Örnekler çok. Amaç aynı; alzheimere meydan okumak, hatırlamaya kapı aralamak. Çünkü unutulan sadece geçmiş değil aynı zamanda gelecektir. Unutulan hayattır. Hayat hatırlamaktır.
Tıp, toplumsal unutkanlığa bir isim vermiş midir bilmiyorum. Belki sosyal bilimcilerin işi. İsim konsa da konmasa da, birey gibi toplumun da ‘unutma hastalığı’na yakalanabileceği muhakkak. O yüzden her toplum unutkanlığı önlemek için işaret fişeklerine sıkı sıkıya sarılır. Anmalar, kutlamalar, bayramlar, seyranlar bundandır. O yüzden her yıl binlerce Avustralyalı ve Yeni Zelandalı iki bin kilometre yol katedip, seksen yıl önce Çanakkale savaşına katılan Anzak atalarını hatırlayıp onurlandırırlar.
Bizim için de 21 Mayıs toplumsal unutkanlığa meydan okuma günüdür. En büyük acımızı hatırlama günümüzdür. İşaret fişeğimizdir. Biliriz ki, 21 Mayıs’a tutunarak geçmişimizi hatırlayabiliriz. Donan hafızamızı çözebiliriz.
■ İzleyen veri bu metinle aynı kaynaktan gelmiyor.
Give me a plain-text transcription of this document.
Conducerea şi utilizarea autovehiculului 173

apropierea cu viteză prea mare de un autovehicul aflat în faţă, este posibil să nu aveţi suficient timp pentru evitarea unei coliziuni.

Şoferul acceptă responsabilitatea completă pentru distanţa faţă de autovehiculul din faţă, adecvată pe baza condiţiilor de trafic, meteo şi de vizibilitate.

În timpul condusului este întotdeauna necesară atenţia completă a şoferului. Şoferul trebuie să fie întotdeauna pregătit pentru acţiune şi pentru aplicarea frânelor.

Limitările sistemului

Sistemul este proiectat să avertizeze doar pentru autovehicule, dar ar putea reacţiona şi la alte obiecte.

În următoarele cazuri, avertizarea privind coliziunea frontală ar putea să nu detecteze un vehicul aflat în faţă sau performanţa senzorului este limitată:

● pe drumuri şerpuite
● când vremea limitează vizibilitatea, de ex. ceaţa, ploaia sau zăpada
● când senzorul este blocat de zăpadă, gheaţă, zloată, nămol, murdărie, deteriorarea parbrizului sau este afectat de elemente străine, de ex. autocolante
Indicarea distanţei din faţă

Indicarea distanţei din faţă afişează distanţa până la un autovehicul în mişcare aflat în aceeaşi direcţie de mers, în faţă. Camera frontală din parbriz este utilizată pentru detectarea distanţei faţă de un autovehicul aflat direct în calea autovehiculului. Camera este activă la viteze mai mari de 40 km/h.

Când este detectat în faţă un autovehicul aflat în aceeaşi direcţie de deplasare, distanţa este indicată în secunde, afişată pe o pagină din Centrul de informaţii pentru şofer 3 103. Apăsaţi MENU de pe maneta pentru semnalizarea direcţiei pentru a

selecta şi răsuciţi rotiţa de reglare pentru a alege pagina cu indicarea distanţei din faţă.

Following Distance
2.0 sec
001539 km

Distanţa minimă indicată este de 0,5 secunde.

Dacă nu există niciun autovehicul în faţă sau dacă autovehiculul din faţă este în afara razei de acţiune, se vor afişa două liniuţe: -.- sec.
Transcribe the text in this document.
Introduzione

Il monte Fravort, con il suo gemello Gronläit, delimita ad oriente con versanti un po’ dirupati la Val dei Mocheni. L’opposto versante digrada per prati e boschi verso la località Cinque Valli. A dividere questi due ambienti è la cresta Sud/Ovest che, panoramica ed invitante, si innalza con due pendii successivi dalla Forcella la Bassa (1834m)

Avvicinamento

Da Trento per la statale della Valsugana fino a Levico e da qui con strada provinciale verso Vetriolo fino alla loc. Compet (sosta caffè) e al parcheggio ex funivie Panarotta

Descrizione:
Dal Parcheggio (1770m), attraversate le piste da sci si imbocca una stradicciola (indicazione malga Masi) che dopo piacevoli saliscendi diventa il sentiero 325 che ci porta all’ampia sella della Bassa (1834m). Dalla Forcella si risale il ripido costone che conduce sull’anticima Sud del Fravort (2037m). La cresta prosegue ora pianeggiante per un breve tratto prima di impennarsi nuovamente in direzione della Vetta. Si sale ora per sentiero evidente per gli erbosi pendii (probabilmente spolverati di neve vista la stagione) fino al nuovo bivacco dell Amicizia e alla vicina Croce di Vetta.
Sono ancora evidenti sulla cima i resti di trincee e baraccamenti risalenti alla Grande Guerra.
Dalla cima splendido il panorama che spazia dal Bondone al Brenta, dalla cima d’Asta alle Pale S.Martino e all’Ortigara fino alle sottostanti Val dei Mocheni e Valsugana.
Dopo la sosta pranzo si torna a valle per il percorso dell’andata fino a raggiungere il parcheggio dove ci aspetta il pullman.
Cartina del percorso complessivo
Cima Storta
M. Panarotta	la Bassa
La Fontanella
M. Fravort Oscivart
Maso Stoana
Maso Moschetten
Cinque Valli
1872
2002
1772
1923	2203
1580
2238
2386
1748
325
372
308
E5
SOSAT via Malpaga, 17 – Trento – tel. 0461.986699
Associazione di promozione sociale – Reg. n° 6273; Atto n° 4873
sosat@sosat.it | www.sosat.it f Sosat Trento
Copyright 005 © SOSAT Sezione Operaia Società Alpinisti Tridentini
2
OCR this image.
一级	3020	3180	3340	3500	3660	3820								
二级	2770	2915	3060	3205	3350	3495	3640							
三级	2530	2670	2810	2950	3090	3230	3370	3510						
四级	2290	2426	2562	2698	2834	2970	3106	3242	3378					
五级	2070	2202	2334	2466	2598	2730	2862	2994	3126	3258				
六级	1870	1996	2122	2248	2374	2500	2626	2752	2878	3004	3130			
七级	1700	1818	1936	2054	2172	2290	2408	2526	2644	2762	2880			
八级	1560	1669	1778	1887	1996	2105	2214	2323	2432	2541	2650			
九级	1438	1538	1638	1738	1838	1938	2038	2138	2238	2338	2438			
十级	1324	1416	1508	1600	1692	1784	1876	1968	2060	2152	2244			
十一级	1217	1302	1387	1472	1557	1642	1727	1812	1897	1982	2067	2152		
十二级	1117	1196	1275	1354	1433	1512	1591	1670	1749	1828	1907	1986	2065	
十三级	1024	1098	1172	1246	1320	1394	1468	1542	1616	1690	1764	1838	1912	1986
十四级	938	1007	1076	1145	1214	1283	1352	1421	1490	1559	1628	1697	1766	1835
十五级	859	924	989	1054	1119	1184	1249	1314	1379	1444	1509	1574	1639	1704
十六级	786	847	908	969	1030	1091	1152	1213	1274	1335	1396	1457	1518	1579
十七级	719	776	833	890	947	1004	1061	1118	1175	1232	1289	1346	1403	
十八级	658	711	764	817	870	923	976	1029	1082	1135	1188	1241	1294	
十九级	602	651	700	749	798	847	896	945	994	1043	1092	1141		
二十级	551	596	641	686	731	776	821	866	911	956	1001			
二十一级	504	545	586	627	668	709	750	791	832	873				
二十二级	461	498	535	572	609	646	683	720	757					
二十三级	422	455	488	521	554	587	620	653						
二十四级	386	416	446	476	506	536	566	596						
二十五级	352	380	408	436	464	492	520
Ve aynaya baktığımızda boş bir hüzün değil kendi yüzümüzü görürüz.
Geçmişi hatırlamak, geleceğe tutunmak için 21 Mayıs günü saat 19:00’da Beşiktaş’ta olacağız. Akaretler’de eski Çerkes Örnek Okulu’nda (şimdiki W Hotel, Suleyman Seba Cad No. 22 • Akaretler, Beşiktaş) toplanacak, Beşiktaş İskele Meydanı’na yürüyecek ve burada sürgünü ve sürgün yollarında ölenleri hatırlayacağız. Öyle Anzak torunları gibi iki bin kilometre yol yapmak da gerekmiyor; evlerimizden, işyerlerimizden, cafe ve kahve köşelerimizden yarım saat uzakta biraraya geleceğiz.
‘Unutma hastalığı’na teslim olmayan ya da bu hastalığı yenmeye istekli herkesi bekleyeceğiz. Acımızı hatırlayacağız. Kendimizi hatırlayacağız. Dünü, bugünü ve geleceği. Kimliğimizi ve varlığımızı onurlandıracağız.
Hayat hatırlamaktır. Hatırlayacağız.